Beli Rockwool Hidroponik Selatpanjang

Beli Rockwool Hidroponik Selatpanjang

Kali ini kita akan bahas perihal salah satu wahana tanam yang lagi hot-hot nya, yaitu rockwool. Rockwool melambangkan salah satu mineral fiber ataupun mineral wool yang sekali-kali digunakan jadi media tanam hidroponik. Rockwool berasal dari batu (kebanyakan karang kapur, basalt atau batu bara), kaca, atau keramik yang dilelehkan dengan suhu tinggi kemudian ‘dipintal’ mewujudkan serat-serat mirip seperti menyusun gula kapas arum manis. Setelah serat dingin, mineral wool ini dipotong potong sesuai dengan ukuran yang diinginkan. Selain sebagai media tanam, rockwool juga lumrah digunakan sebagai bahan insulasi termal (isolasi panas atau penghambat panas), semprotan kebakaran (penyerap api/ fireproofing) dan penyerap atau peredam suara (soundproofing).

Beli Rockwool Hidroponik Selatpanjang

Kapasitas Rockwool Dalam Hidroponik

Sebagai media tanam, rockwool menyimpan kemampuan menahan air dan udara (oksigen untuk aerasi) dalam jumlah besar yang banyak dibutuhkan untuk pertumbuhan akar dan penyerapan nutrisi pada metode hidroponik. konstruksi serat alami yang dimiliki rockwool juga sangat baik untuk menopang batang dan akar tanaman sehingga dapat tegak dengan stabil. Kemampuan rockwool tersebut membuat bahan ini cocok digunakan sebagai media tanaman sejak tahapan persemaian hingga proses produksi/panen.

Namun penting diperhatikan dengan hati-hati bahwa persentasi asam (pH) alami rockwool sangat tinggi (basa) berkat kandungan alkali dalam seratnya (pada kisaran pH 8).
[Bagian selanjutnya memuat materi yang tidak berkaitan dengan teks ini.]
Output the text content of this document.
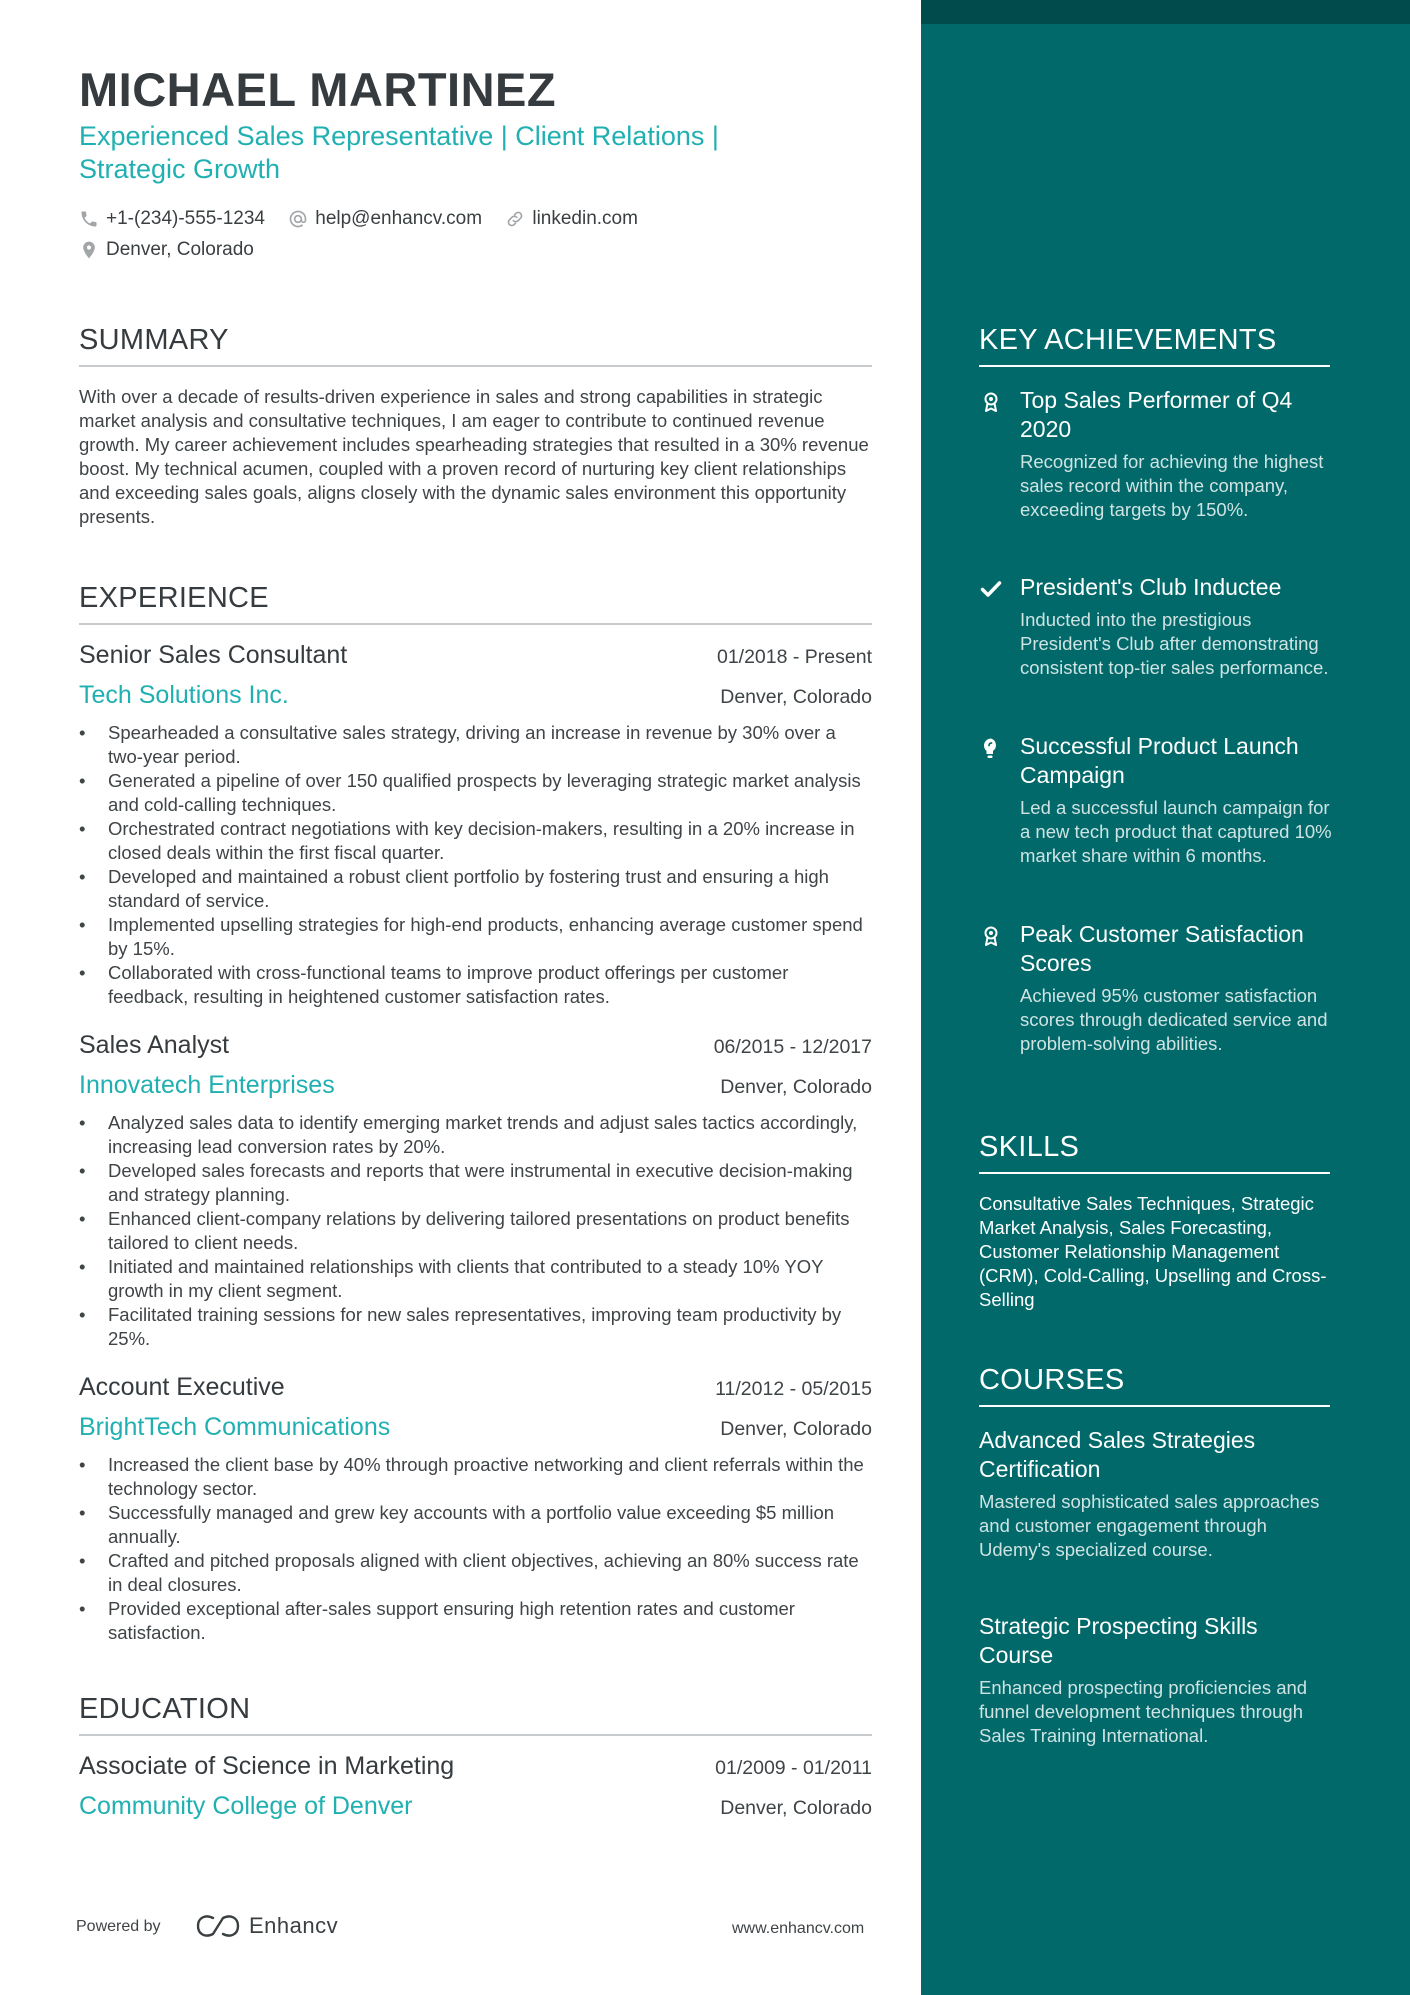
MICHAEL MARTINEZ
Experienced Sales Representative | Client Relations | Strategic Growth
+1-(234)-555-1234
	help@enhancv.com
	linkedin.com

Denver, Colorado
SUMMARY

With over a decade of results-driven experience in sales and strong capabilities in strategic market analysis and consultative techniques, I am eager to contribute to continued revenue growth. My career achievement includes spearheading strategies that resulted in a 30% revenue boost. My technical acumen, coupled with a proven record of nurturing key client relationships and exceeding sales goals, aligns closely with the dynamic sales environment this opportunity presents.

EXPERIENCE
Senior Sales Consultant	01/2018 - Present
Tech Solutions Inc.	Denver, Colorado
• Spearheaded a consultative sales strategy, driving an increase in revenue by 30% over a two-year period.
• Generated a pipeline of over 150 qualified prospects by leveraging strategic market analysis and cold-calling techniques.
• Orchestrated contract negotiations with key decision-makers, resulting in a 20% increase in closed deals within the first fiscal quarter.
• Developed and maintained a robust client portfolio by fostering trust and ensuring a high standard of service.
• Implemented upselling strategies for high-end products, enhancing average customer spend by 15%.
• Collaborated with cross-functional teams to improve product offerings per customer feedback, resulting in heightened customer satisfaction rates.
Sales Analyst	06/2015 - 12/2017
Innovatech Enterprises	Denver, Colorado
• Analyzed sales data to identify emerging market trends and adjust sales tactics accordingly, increasing lead conversion rates by 20%.
• Developed sales forecasts and reports that were instrumental in executive decision-making and strategy planning.
• Enhanced client-company relations by delivering tailored presentations on product benefits tailored to client needs.
• Initiated and maintained relationships with clients that contributed to a steady 10% YOY growth in my client segment.
• Facilitated training sessions for new sales representatives, improving team productivity by 25%.
Account Executive	11/2012 - 05/2015
BrightTech Communications	Denver, Colorado
• Increased the client base by 40% through proactive networking and client referrals within the technology sector.
• Successfully managed and grew key accounts with a portfolio value exceeding $5 million annually.
• Crafted and pitched proposals aligned with client objectives, achieving an 80% success rate in deal closures.
• Provided exceptional after-sales support ensuring high retention rates and customer satisfaction.
EDUCATION
Associate of Science in Marketing	01/2009 - 01/2011
Community College of Denver	Denver, Colorado
KEY ACHIEVEMENTS
Top Sales Performer of Q4 2020
Recognized for achieving the highest sales record within the company, exceeding targets by 150%.
President's Club Inductee
Inducted into the prestigious President's Club after demonstrating consistent top-tier sales performance.
Successful Product Launch Campaign
Led a successful launch campaign for a new tech product that captured 10% market share within 6 months.
Peak Customer Satisfaction Scores
Achieved 95% customer satisfaction scores through dedicated service and problem-solving abilities.
SKILLS

Consultative Sales Techniques, Strategic Market Analysis, Sales Forecasting, Customer Relationship Management (CRM), Cold-Calling, Upselling and Cross-Selling

COURSES
Advanced Sales Strategies Certification
Mastered sophisticated sales approaches and customer engagement through Udemy's specialized course.
Strategic Prospecting Skills Course
Enhanced prospecting proficiencies and funnel development techniques through Sales Training International.
Powered by	Enhancv	www.enhancv.com
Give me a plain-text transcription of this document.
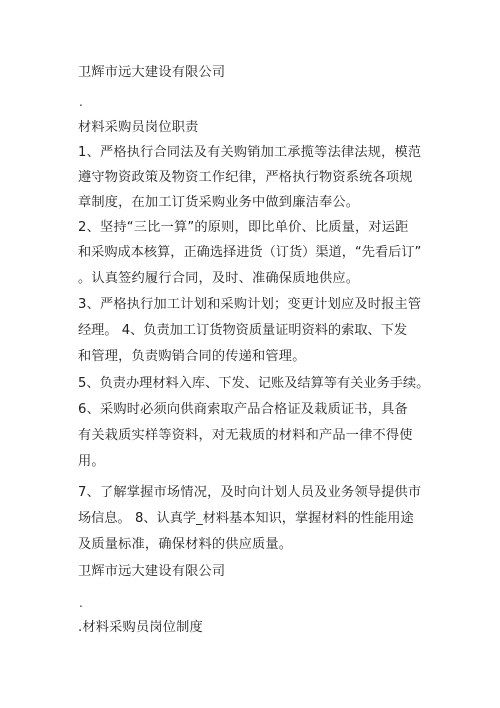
卫辉市远大建设有限公司
.
材料采购员岗位职责
1、严格执行合同法及有关购销加工承揽等法律法规，模范
遵守物资政策及物资工作纪律，严格执行物资系统各项规
章制度，在加工订货采购业务中做到廉洁奉公。
2、坚持“三比一算”的原则，即比单价、比质量，对运距
和采购成本核算，正确选择进货（订货）渠道，“先看后订”
。认真签约履行合同，及时、准确保质地供应。
3、严格执行加工计划和采购计划；变更计划应及时报主管
经理。 4、负责加工订货物资质量证明资料的索取、下发
和管理，负责购销合同的传递和管理。
5、负责办理材料入库、下发、记账及结算等有关业务手续。
6、采购时必须向供商索取产品合格证及栽质证书，具备
有关栽质实样等资料，对无栽质的材料和产品一律不得使
用。
7、了解掌握市场情况，及时向计划人员及业务领导提供市
场信息。 8、认真学_材料基本知识，掌握材料的性能用途
及质量标准，确保材料的供应质量。
卫辉市远大建设有限公司
.
.材料采购员岗位制度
Hal tersebut menjadi tidak singkron dengan kebutuhan kisaran pH tanaman (5,5-6,5). Oleh karena itu dibutuhkan pengkodisian terlebih dahulu sebelum menggunakannya sebagai media tanam. Pemberian pupuk yang berkarakter asam semacam pupuk urea, pupuk ammonium sulfat, pupuk KCl, atau pupuk AB mix bisa menyokong melewati permasalah ini.